A marriage crisis occurs when one or both partner's commitment to the marriage becomes uncertain. A marriage crisis is different from marital problems, which confront two committed partners. With With one partner's commitment uncertain, the path to restoring the relationship is quite different than anything you'll find in most "Can This Marriage Be Saved?" type books. Responding as though your partner is still committed to the relationship can actually deepen the crisis, rather than alleviating it.
A crisis in a marriage is different from a marriage headed to divorce. A crisis in the relationship can be a point at which the marriage improves, depending on how the crisis is managed. Intense, overwhelming emotions are normal in a marriage crisis, but acting on these emotions can spell danger, often leading to decisions you'll later regret. Trying desperately to hold onto the marriage - or completely torching it in an impulsive "take that!" approach--via emotional outbursts, spending sprees or sexually destructive behavior, can lead to self-harm and harm to the marriage.

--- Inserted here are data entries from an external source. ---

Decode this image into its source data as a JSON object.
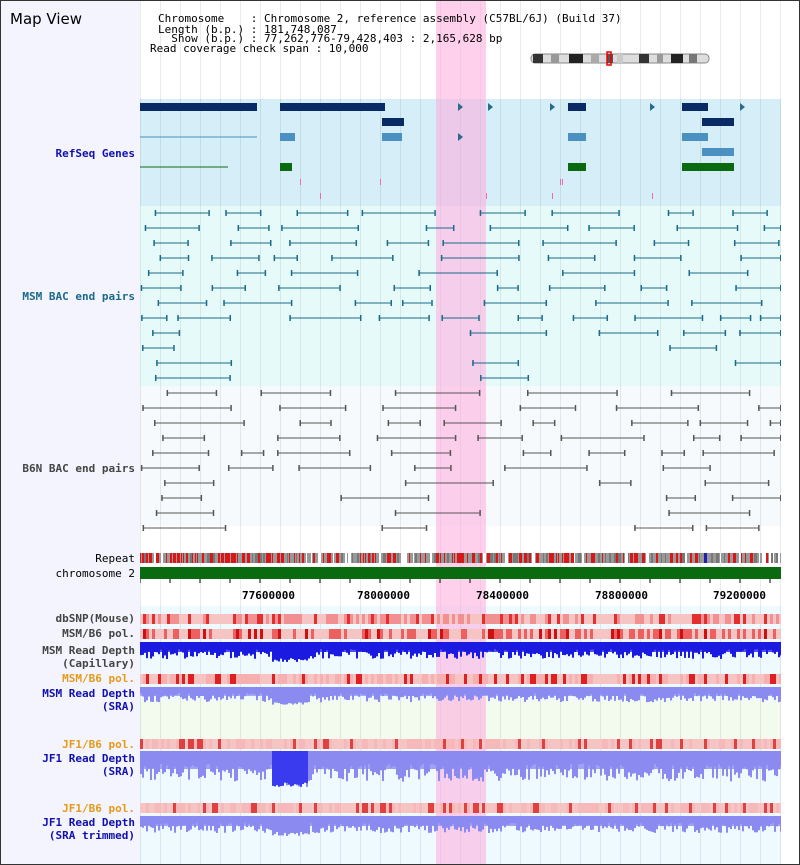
{
  "title": "Map View",
  "header": {
    "chromosome_line": "Chromosome    : Chromosome 2, reference assembly (C57BL/6J) (Build 37)",
    "length_line": "Length (b.p.) : 181,748,087",
    "show_line": "  Show (b.p.) : 77,262,776-79,428,403 : 2,165,628 bp",
    "coverage_line": "Read coverage check span : 10,000"
  },
  "tracks": {
    "refseq": "RefSeq Genes",
    "msm_bac": "MSM BAC end pairs",
    "b6n_bac": "B6N BAC end pairs",
    "repeat": "Repeat",
    "chromosome": "chromosome 2",
    "dbsnp": "dbSNP(Mouse)",
    "msm_b6_pol_1": "MSM/B6 pol.",
    "msm_depth_cap_1": "MSM Read Depth",
    "msm_depth_cap_2": "(Capillary)",
    "msm_b6_pol_2": "MSM/B6 pol.",
    "msm_depth_sra_1": "MSM Read Depth",
    "msm_depth_sra_2": "(SRA)",
    "jf1_pol_1": "JF1/B6 pol.",
    "jf1_depth_sra_1": "JF1 Read Depth",
    "jf1_depth_sra_2": "(SRA)",
    "jf1_pol_2": "JF1/B6 pol.",
    "jf1_depth_trim_1": "JF1 Read Depth",
    "jf1_depth_trim_2": "(SRA trimmed)"
  },
  "axis_ticks": [
    "77600000",
    "78000000",
    "78400000",
    "78800000",
    "79200000"
  ],
  "colors": {
    "refseq_dark": "#0a2a66",
    "refseq_light": "#4a90c0",
    "refseq_green": "#0a6a10",
    "highlight": "#ffaadc",
    "chromosome_bar": "#0a6a10",
    "depth_blue": "#1a1ae0",
    "depth_light": "#8a8af0"
  }
}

A marriage headed to divorce is motivated by hopelessness, the belief that the marriage cannot be satisfying. A marriage crisis is characterized by ambivalence, strongly competing emotions and desires. Ambivalence is different from confusion. Confusion can be resolved with additional information, but ambivalence is a tougher nut to crack. That's why the ambivalent spouse appears to be stuck on a fence, trying to decide on which side lies happiness and satisfaction. As one side starts to feel more attractive, there's a counterbalancing tug in the other direction as doubts dim what once was attractive. The fear of coming to regret whatever decision is made can be paralyzing. Stress builds as the fence becomes a more and more uncomfortable place to be, while a clear choice remains out of reach.